The benefits of Restorative Care are numerous, according to BGH staff. “It’s a positive environment because we are working to send people home,” says Navigation Nurse Frances Kennedy, who has worked with the program since its inception. “Patients love it, it works, and people hear good things about it.”

Lorraine White, Floor Charge Nurse, agrees. “It’s a different nursing model. The program looks at wellness rather than illness, with the emphasis on patients doing for themselves. And that provides the motivation. It’s actually more time consuming, but very reaffirming for patients in terms of their improvement and return to some independence. They put their hearts into it.”

In addition, the benefits of Restorative Care are not confined to the patients. “It’s a very positive atmosphere to work in,” says Caroline Cardoso, Occupational Therapist. “Patients in the program are not in bed but up, dressed, and engaged in activities with physio, recreational and occupational therapists; sometimes in group activities to stimulate them. People improve. It gives them hope, and they achieve a better quality of life. It’s nice to see the beds used in this positive way.”

“The program is successful,” adds Physiotherapist Tanya Collins. “We’re very happy about that.” Collins is right. The success of Restorative Care at BGH is impressive, at almost 52 per cent. With the original 71 patients admitted to the program, 37 were successfully discharged to their homes. Ten converted to ALC status, one to long-term care and two to intense rehab. Of the ten moved to ALC status, all had improvements in their mobility and activities of daily living—greatly enhancing their quality of life no matter what their destination of care was.

With an aging population in this country and a significant demographic of seniors in Leeds/Grenville, the Restorative Care program should have a substantial impact. What does the future hold? “Our next stage is to hire more therapists,” says Heather Crawford, Vice President Clinical Services and Chief Nursing Executive for BGH, “and look at our nursing resources.

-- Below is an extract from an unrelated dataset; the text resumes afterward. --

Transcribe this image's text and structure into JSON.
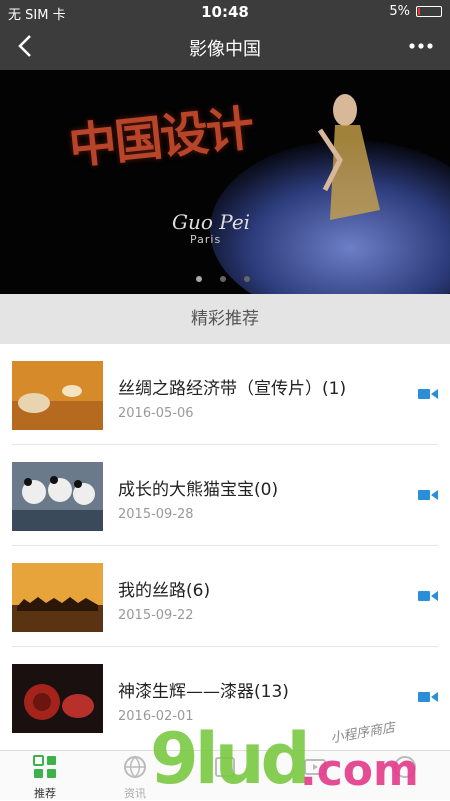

We’ve implemented the program and it works. The challenge now is a familiar one—funding. This program was developed entirely within the existing hospital budget as there was no outside funding for it at the time.”

“Recently, we forwarded a proposal to the South East LHIN for funding to expand the Restorative Care program by offering additional resources at our Charles Street Site so we can begin the process while clients are still in acute care. This will allow us to start the treatment as soon as possible. The other expansion we’ve proposed is to have more out-patient services to continue the program after clients have gone home,” she adds.

Crawford says the response from the South East LHIN was very supportive. Just prior to Christmas, BGH received confirmation of “one time” dollars for an enhanced Restorative Care project

“We’ll keep developing and adding to Restorative Care as much as we can,” says Anderson. “This is revolutionizing rehabilitation and maximizing life. For those who can participate, it really is the better option.”